Não obstante essas várias circunstâncias, o mais fascinante em torno de It’s All True — e que, para o cinéfilo mais crente, poderá constituir original tema de estudo — reside na convicção, alimentada por Orson Welles, de que as atribulações, projectos incompletos e várias desconfianças que sentiu até ao fim da sua vida, se deveram à maldição que lhe foi lançada por não ter levado o filme a bom porto. Em 1955, para o programa da BBC Orson Welles’ Sketch Book, o cineasta era peremptório — num registo com tanto de sincero como de teatro à la Guerra dos Mundos radiofónica — ao falar da maldição que um feiticeiro vudu, ofendido pela notícia de que It’s All True não iria ser terminado, lhe terá lançado: “And I came back to the office, and found that the [voodoo] doctor had gone, having been told that the deal was completely off. And on my desk, in a script of the film, was a long, steel needle. It had been driven entirely through the script. And to the needle was attached a length of red wool. This was the mark of the voodoo”.
Cinema e sobrenatural, dois pólos que sempre encontraram particular atracção no grande ecrã. Mas com Orson Welles, essa dicotomia ecoava aparentemente no mundo real, alcançava veracidade e plausibilidade sem limites.
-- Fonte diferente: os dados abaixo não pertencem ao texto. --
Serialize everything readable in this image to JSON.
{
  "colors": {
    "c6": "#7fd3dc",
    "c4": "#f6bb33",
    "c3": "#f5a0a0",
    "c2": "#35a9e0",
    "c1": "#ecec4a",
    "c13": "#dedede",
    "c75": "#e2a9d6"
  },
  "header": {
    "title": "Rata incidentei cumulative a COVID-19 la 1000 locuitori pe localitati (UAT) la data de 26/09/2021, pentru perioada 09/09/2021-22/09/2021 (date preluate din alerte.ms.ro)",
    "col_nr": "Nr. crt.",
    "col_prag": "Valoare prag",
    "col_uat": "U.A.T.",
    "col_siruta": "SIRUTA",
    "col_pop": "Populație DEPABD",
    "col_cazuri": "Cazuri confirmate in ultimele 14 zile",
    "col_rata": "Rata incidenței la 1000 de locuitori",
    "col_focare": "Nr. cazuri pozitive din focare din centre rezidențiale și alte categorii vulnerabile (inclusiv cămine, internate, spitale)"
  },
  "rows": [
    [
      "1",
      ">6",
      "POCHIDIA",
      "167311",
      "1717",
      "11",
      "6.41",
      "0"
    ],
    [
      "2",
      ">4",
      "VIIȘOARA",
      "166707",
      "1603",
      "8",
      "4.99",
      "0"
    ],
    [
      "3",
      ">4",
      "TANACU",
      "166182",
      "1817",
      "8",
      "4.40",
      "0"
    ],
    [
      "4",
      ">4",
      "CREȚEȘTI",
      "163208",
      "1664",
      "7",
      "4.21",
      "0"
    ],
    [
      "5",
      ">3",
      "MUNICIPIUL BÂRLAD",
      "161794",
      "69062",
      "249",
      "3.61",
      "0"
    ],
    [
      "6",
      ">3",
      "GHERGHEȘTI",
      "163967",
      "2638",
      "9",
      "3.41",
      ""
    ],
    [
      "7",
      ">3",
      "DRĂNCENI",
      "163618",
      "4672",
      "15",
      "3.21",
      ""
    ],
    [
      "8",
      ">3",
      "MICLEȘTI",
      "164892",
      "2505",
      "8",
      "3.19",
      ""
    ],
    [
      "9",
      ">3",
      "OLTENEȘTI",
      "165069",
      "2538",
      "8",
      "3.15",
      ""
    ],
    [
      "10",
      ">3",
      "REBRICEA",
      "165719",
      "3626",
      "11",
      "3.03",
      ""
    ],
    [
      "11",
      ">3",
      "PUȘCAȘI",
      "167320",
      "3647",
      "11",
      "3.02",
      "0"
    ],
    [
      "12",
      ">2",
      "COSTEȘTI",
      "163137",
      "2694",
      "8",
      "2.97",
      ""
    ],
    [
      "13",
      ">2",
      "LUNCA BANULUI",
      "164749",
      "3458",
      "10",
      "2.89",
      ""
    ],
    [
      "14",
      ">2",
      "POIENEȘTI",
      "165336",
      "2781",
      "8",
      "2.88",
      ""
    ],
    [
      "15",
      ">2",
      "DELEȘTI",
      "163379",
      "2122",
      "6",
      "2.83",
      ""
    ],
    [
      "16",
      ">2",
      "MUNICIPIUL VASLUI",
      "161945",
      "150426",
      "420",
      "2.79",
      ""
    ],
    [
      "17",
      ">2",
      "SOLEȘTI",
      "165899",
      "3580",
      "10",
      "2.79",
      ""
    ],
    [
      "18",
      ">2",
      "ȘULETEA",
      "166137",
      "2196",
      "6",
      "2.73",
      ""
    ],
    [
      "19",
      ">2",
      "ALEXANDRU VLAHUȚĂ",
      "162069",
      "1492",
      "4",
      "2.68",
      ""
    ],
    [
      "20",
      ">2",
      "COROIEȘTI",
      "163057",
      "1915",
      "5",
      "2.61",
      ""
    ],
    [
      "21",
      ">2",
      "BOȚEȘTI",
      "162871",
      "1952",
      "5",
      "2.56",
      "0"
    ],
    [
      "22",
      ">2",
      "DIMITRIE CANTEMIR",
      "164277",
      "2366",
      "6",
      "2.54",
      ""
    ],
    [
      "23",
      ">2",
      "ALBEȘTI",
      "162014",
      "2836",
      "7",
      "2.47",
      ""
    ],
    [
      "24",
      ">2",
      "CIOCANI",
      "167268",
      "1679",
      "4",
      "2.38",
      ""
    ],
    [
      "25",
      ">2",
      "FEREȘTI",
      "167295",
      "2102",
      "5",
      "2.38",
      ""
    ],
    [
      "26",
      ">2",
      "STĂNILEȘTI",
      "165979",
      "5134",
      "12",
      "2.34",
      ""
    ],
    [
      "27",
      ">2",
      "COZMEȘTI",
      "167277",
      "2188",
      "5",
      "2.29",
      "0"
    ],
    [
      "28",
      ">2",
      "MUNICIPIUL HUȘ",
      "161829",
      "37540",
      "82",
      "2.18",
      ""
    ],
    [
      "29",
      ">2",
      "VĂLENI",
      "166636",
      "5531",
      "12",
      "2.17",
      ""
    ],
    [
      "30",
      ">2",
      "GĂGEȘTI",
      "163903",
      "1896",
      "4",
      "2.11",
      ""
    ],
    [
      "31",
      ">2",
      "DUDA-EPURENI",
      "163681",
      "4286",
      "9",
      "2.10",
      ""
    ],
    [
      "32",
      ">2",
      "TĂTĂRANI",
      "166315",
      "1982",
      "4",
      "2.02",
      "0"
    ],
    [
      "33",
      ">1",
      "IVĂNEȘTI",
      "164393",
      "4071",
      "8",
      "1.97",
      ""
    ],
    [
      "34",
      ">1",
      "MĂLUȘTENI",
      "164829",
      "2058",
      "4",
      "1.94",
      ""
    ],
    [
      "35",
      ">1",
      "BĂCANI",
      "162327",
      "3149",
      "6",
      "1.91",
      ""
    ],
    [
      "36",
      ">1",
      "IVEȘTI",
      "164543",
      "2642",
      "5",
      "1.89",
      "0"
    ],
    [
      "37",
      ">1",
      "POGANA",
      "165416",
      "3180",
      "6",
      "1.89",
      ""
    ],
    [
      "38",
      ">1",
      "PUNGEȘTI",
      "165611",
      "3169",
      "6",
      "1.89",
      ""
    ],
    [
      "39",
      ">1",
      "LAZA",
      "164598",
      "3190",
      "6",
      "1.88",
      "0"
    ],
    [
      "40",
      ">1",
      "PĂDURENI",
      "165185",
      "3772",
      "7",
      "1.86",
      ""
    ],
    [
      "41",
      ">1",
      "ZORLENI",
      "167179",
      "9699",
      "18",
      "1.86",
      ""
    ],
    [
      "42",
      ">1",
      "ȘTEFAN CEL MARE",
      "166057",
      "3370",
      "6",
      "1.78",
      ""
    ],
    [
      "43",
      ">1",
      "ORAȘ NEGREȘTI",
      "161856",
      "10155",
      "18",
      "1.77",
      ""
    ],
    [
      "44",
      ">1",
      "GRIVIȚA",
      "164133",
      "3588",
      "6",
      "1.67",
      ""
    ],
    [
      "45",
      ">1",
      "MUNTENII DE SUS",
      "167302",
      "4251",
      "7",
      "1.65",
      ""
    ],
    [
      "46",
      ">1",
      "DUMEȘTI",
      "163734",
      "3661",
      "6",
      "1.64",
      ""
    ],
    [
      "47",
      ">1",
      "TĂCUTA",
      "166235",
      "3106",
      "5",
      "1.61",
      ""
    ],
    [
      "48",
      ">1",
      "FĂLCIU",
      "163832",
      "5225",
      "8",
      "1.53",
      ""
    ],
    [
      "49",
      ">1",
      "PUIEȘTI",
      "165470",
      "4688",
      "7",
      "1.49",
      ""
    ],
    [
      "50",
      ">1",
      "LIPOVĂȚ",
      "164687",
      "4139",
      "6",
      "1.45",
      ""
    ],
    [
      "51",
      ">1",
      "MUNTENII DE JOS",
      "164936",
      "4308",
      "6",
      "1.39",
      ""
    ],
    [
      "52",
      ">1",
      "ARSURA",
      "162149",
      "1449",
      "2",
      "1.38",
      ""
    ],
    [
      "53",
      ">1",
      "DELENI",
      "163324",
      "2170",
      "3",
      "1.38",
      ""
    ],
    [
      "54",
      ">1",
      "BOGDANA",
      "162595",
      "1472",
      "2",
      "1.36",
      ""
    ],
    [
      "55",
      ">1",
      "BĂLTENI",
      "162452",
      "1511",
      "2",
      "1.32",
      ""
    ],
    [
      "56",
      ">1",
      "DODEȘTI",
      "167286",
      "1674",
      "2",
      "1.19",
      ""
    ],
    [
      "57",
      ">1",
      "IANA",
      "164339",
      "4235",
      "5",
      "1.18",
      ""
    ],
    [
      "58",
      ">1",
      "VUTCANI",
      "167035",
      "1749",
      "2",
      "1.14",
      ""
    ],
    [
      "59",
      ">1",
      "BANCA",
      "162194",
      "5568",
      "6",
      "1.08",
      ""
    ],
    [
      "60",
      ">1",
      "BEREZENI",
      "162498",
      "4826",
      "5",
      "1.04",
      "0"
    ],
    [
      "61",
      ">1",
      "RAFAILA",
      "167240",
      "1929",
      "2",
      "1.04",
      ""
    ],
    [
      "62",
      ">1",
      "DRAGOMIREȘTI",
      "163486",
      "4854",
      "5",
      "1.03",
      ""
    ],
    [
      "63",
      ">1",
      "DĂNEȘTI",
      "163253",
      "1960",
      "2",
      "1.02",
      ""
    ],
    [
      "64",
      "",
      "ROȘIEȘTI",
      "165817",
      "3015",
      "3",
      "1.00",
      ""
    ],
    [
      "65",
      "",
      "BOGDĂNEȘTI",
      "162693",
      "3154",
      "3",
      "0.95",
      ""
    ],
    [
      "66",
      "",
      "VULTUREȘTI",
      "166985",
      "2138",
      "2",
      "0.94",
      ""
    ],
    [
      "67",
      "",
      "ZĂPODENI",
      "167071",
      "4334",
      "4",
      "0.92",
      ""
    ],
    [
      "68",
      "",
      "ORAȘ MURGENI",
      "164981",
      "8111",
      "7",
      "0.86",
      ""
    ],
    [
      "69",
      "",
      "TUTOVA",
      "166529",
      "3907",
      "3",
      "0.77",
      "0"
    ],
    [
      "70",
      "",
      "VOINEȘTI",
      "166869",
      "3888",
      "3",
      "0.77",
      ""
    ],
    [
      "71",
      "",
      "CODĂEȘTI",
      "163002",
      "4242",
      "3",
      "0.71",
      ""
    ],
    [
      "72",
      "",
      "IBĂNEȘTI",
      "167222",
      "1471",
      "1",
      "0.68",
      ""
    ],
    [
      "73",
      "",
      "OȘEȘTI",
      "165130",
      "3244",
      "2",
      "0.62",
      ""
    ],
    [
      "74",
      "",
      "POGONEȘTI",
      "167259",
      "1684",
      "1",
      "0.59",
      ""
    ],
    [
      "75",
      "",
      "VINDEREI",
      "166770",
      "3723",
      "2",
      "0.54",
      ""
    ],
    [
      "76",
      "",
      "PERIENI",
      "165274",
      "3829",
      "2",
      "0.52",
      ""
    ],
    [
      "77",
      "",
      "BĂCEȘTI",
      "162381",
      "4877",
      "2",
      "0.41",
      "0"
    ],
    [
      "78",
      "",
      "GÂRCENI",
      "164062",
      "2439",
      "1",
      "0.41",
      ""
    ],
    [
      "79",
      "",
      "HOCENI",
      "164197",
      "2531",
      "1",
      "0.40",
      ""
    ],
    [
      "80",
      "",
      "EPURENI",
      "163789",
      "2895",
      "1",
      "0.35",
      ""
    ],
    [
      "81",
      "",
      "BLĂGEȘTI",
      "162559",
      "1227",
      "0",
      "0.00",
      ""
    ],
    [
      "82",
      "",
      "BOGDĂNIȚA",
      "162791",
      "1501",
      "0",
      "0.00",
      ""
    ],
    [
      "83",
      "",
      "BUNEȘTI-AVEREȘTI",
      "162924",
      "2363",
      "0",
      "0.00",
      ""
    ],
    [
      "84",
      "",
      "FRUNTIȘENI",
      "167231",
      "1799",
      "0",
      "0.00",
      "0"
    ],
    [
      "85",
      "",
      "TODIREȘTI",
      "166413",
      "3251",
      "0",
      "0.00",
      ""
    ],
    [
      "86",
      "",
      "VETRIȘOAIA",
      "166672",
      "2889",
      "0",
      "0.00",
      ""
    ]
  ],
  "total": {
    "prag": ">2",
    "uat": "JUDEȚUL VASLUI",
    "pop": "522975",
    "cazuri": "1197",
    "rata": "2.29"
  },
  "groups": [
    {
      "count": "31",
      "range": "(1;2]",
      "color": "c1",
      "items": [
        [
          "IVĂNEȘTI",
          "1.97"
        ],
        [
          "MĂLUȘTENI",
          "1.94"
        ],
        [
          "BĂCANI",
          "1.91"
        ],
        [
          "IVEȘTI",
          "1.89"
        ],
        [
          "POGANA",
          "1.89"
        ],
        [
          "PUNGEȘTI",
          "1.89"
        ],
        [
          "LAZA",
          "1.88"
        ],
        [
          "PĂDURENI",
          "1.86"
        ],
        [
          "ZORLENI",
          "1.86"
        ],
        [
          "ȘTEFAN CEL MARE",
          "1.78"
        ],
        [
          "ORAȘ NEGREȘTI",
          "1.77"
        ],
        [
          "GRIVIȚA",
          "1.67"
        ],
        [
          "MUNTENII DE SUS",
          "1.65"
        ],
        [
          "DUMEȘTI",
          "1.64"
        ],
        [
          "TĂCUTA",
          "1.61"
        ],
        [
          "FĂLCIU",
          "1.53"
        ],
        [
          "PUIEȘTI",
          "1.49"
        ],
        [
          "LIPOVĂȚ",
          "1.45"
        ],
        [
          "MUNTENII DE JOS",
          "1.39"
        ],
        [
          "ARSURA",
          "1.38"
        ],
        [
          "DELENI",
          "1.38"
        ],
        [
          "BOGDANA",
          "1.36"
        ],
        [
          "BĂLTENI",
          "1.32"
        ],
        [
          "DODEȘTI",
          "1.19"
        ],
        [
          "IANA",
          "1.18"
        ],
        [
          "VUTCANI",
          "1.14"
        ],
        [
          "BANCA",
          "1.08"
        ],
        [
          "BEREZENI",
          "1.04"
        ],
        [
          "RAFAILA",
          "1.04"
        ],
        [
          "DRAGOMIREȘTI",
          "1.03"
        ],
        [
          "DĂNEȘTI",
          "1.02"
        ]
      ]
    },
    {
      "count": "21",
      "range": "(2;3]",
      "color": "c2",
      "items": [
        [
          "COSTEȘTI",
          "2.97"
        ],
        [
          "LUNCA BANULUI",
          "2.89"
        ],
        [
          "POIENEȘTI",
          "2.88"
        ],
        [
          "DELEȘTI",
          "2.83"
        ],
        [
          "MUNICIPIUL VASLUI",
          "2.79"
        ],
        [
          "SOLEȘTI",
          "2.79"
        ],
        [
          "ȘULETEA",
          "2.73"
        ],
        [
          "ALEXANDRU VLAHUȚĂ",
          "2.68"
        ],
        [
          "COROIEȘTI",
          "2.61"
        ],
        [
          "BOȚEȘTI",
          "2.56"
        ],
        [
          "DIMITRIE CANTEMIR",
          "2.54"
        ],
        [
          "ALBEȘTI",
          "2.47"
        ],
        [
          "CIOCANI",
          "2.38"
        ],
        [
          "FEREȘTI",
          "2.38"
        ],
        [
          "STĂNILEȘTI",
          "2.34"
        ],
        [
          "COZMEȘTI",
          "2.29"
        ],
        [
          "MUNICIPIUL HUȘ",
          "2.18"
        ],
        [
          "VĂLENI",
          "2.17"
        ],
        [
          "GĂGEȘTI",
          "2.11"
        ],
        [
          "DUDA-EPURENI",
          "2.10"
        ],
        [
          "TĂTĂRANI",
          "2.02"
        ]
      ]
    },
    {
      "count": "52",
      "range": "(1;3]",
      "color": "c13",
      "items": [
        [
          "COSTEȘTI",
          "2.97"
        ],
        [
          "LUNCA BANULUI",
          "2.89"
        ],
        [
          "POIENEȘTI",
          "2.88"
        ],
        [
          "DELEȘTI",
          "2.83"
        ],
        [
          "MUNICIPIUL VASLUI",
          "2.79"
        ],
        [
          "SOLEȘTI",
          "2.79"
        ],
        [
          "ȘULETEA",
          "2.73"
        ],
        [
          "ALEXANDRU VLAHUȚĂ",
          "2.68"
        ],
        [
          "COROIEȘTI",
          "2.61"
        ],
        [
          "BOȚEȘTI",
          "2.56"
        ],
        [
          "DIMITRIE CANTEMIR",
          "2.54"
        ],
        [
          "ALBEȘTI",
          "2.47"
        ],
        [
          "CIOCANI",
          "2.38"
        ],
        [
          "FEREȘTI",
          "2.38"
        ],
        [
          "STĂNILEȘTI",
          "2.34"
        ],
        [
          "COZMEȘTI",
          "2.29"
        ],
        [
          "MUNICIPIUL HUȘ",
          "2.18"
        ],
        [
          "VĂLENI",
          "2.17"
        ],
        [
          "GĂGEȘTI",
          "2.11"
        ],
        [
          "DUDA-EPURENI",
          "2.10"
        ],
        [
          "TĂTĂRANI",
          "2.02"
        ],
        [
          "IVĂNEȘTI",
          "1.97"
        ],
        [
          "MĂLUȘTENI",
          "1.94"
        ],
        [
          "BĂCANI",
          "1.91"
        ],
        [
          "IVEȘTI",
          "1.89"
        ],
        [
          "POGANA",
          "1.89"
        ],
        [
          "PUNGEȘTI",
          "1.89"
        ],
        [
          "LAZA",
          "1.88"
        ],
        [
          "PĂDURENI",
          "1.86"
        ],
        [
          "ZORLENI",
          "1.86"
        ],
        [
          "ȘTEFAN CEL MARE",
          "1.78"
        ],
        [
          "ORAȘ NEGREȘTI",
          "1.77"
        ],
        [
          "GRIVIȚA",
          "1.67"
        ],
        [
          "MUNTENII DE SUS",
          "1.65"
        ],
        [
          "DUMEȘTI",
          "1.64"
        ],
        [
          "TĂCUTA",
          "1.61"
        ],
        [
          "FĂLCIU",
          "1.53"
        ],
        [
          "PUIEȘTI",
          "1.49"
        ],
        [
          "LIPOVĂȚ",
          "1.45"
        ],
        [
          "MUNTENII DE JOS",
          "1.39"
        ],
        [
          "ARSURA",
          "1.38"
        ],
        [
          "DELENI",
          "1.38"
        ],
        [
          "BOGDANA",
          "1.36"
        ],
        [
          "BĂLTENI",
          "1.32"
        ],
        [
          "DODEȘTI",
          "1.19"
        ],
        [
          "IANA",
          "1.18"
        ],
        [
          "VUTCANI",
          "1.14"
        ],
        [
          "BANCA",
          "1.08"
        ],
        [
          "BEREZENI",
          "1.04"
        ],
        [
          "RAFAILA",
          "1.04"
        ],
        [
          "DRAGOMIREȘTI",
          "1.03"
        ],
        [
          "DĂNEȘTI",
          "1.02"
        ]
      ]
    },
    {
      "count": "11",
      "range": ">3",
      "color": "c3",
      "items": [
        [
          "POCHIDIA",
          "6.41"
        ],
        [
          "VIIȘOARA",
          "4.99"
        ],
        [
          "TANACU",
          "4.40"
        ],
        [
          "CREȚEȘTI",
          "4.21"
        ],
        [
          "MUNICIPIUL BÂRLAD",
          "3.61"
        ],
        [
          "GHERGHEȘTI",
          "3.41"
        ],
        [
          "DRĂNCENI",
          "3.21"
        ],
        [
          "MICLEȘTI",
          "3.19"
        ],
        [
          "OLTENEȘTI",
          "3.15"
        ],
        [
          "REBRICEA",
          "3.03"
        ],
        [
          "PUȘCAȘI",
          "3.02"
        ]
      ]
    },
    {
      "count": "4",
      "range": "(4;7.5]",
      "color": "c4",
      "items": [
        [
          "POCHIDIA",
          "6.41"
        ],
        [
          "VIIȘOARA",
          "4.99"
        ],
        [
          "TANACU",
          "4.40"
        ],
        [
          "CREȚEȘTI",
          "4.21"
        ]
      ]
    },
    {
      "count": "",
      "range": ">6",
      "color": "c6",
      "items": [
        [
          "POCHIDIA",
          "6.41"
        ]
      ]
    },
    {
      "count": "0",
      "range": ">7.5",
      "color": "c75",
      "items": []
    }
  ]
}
Se não foi “maldição”, haverá outra circunstância que explique o rol de filmes inacabados e/ou perdidos — Don Quixote (1957-1969), The Heroine (1967), The Dreamers (1980-1982), o próprio The Other Side of the Wind(2018) — que grassa na obra de um dos talentos mais únicos de Hollywood?
Para todos os efeitos (e nosso deleite), sobreviveu material considerável de It’s All True, o que não só permite a progressiva apreciação crítica e académica em torno da obra de Orson Welles, como incentiva a exigência em relação aos muitos metros de película que, nos cofres de nitrato da UCLA, ainda aguardam revelação, preservação e exibição.
It’s All True será exibido no dia 12 de Fevereiro, às 21h15, no Fila K Cineclube na Escola Superior de Educação de Coimbra.